Figuur 11. Gambetta komt aan per luchtballon
Een probleem was dat de regering in Parijs was afgesneden van de rest van Frankrijk. Een aantal ministers was kort vóór het beleg uitgeweken naar Tours om het verzet in de provincies te leiden. Er was dus een totaal chaotische situatie, contact was alleen mogelijk per luchtballon en per duivenpost; over deze 2 onderwerpen zal dadelijk iets meer volgen. Uiteindelijk werd besloten om Leon Gambetta op 7 oktober per ballon naar de Franse romp-‐ regering te sturen, om de leiding van de legervorming op zich te nemen, en het breken van het beleg te organiseren.
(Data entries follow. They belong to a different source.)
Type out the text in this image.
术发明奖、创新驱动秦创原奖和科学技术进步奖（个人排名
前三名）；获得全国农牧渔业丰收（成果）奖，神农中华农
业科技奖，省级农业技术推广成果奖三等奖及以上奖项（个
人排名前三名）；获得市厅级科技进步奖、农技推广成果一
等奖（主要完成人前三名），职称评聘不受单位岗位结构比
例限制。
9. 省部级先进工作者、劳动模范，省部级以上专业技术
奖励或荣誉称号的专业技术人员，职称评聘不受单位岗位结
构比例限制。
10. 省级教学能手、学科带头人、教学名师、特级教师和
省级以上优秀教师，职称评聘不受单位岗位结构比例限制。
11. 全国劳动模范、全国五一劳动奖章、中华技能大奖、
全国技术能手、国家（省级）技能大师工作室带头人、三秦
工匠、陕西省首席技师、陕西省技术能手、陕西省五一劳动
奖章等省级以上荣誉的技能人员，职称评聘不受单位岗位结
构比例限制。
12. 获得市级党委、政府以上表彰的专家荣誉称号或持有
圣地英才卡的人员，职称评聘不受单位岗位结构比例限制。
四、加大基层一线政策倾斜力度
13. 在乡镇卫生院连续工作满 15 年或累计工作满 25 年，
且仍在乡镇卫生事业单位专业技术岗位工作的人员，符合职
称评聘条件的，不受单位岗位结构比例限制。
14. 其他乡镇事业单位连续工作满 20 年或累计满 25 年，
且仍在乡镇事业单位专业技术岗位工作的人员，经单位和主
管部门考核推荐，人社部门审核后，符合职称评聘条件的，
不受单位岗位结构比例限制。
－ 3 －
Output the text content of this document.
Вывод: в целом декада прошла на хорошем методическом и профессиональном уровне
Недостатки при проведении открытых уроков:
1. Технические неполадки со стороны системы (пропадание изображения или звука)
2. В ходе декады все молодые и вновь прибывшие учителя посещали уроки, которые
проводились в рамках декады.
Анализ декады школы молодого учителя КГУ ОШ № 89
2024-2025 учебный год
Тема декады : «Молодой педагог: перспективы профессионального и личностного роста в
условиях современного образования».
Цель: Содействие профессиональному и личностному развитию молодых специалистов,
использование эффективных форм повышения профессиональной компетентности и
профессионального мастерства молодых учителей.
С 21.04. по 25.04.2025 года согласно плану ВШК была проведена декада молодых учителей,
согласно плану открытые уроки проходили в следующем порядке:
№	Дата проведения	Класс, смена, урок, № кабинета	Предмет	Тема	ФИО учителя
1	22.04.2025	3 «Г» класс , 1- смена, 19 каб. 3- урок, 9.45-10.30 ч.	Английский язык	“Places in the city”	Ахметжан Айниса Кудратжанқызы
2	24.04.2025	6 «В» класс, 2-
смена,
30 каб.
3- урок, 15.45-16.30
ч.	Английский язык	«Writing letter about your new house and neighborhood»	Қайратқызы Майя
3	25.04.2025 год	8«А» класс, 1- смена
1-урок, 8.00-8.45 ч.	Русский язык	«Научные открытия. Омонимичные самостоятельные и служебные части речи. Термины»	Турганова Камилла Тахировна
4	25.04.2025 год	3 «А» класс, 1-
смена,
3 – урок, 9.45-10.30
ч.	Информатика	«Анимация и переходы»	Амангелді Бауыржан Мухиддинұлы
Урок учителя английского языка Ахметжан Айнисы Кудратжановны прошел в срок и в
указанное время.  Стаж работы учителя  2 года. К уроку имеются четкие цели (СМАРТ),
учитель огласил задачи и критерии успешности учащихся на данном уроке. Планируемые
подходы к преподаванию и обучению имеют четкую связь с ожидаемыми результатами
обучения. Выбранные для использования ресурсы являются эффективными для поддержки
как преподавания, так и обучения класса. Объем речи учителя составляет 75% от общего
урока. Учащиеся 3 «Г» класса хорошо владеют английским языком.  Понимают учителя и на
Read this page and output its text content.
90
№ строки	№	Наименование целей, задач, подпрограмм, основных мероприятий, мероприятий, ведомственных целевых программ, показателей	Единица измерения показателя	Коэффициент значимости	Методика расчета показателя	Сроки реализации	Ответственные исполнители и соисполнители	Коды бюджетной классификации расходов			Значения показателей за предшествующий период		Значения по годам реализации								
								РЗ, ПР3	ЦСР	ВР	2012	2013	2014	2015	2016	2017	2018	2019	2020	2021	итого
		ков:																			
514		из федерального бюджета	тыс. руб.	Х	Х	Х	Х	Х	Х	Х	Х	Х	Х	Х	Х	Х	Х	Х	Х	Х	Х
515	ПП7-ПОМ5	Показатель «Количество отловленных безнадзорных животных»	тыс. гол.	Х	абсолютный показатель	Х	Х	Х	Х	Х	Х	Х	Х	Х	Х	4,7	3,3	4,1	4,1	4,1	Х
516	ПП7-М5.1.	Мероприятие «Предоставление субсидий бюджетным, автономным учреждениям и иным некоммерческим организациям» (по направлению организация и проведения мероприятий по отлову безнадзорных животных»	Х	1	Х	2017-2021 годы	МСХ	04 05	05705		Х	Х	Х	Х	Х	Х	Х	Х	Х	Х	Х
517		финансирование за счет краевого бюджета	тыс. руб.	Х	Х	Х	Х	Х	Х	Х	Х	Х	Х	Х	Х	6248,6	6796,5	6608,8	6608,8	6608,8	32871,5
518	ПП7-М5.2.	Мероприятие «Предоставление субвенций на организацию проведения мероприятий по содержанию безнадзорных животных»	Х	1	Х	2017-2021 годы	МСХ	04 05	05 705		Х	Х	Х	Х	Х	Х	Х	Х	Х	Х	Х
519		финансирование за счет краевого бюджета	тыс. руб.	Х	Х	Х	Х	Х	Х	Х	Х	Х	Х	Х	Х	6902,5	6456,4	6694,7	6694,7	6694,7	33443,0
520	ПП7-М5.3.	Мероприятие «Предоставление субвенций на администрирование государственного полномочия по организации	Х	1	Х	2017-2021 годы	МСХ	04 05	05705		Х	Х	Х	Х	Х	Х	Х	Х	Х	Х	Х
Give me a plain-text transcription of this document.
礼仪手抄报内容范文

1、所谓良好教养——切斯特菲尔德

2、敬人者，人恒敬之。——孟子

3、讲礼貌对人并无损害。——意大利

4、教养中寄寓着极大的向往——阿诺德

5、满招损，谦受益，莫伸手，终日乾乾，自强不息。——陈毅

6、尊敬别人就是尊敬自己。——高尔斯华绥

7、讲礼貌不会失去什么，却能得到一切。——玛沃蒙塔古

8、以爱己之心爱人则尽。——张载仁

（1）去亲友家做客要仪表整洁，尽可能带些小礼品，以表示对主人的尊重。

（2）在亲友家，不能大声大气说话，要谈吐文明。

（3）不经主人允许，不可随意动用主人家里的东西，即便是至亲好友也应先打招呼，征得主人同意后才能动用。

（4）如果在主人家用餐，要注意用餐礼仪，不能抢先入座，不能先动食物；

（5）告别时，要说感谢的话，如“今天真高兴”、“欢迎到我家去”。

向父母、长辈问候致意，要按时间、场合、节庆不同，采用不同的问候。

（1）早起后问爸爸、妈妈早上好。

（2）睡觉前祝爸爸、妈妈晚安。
Zie afbeelding 11. De militaire situatie in het land veranderde niet sterk: de Duitse legers voerde kleinere en grotere veldslagen met resten van het oude Franse leger, of met nieuw opgerichte Franse eenheden, maar over het algemeen was Duitsland veel sterker. De Duitse militaire sterkte was
16
echter niet groot genoeg om heel Frankrijk te bezetten. Daarom werden de troepen geconcentreerd in een gebied in een grote cirkel om Parijs met een ruime corridor naar de Duitse grens. Zie afbeelding 12.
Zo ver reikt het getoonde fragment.